If she had jumped back onto the sidewalk, Val would have been crushed. The car leaped the curb at a sharp angle, the driver clearly anticipating such a natural reaction. Val’s mind was as quick as her body; she leaped forward, onto the street. The car tried to jerk back, but it was too late. The driver couldn’t fight the momentum. The car swerved back onto Decatur, fishtailed, then took off, leaving Val half-crouched in the middle of the street.
She straightened carefully, fully alert now to any other threat. Her pulse pounded, her breathing was suddenly rough and erratic. The driver of the car that had braked was out of his door and headed toward her. She shot him a glare that stopped him cold, well out of arm’s reach.
“Are you all right?” he asked.
“No, but I’m not hurt,” she answered.
More help started to arrive, people who had seen the attempted hit-and-run. The whole affair had taken seconds. Val tried to shrug them off, to get away as easily as possible before she ended up having to fill out a police report. She was too busy worrying about what this all meant to be bothered with such nonsense.

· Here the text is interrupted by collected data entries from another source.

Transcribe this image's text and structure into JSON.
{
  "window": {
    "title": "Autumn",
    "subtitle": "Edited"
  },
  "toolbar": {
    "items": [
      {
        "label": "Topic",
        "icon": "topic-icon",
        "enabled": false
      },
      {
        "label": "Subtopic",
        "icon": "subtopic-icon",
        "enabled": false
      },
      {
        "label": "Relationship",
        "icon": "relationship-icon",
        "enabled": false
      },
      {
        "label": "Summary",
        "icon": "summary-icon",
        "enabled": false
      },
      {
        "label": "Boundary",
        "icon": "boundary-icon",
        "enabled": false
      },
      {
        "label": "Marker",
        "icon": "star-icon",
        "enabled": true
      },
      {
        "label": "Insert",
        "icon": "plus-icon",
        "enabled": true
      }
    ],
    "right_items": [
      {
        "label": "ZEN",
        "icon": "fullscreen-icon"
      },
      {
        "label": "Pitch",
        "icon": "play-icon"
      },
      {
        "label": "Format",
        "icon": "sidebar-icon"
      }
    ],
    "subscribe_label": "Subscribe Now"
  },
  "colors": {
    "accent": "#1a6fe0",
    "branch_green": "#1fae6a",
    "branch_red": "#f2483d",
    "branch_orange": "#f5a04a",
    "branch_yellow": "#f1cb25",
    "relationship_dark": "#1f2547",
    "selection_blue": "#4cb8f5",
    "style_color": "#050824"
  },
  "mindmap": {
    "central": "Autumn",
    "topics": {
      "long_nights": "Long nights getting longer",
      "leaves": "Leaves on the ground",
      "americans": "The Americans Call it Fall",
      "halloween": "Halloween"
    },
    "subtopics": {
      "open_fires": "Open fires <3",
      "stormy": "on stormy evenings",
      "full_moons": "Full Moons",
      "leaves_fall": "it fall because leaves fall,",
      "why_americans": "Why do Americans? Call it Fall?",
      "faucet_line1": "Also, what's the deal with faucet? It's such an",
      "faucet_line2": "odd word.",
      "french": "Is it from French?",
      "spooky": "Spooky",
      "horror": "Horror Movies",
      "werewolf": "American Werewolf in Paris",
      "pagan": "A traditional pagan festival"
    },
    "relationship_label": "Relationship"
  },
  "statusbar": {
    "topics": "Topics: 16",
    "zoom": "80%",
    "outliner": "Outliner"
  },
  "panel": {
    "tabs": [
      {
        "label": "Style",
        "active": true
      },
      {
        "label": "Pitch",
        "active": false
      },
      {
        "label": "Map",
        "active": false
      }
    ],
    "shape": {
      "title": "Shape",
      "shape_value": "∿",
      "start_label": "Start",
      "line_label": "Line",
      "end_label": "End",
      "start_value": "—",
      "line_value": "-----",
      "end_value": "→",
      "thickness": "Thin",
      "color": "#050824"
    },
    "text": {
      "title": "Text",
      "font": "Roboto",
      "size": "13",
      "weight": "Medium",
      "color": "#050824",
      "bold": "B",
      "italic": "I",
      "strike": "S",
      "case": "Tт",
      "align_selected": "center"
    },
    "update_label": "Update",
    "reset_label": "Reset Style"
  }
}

Especially since, for a split second before the car launched at her, that weight on her heart, that tiny bit of warning she had been trying to pass off as imagination, had throbbed. It had all happened too fast to be a merely human reaction, but she knew.
She knew she had started to move just before the car did.
Tuesday night and nothing to do.
Griffen sat alone in the Irish pub. It was rare, the pub being so empty. Especially at night. Yet here it was, 10:00 p.m. and he and the bartender were the only occupants. They had both agreed on a Hammer horror-movie fest on one of the movie channels, but then had slipped into silence. It wasn’t an uncomfortable silence, but still Griffen was searching his mind for a topic, any topic, that could get a decent conversation rolling.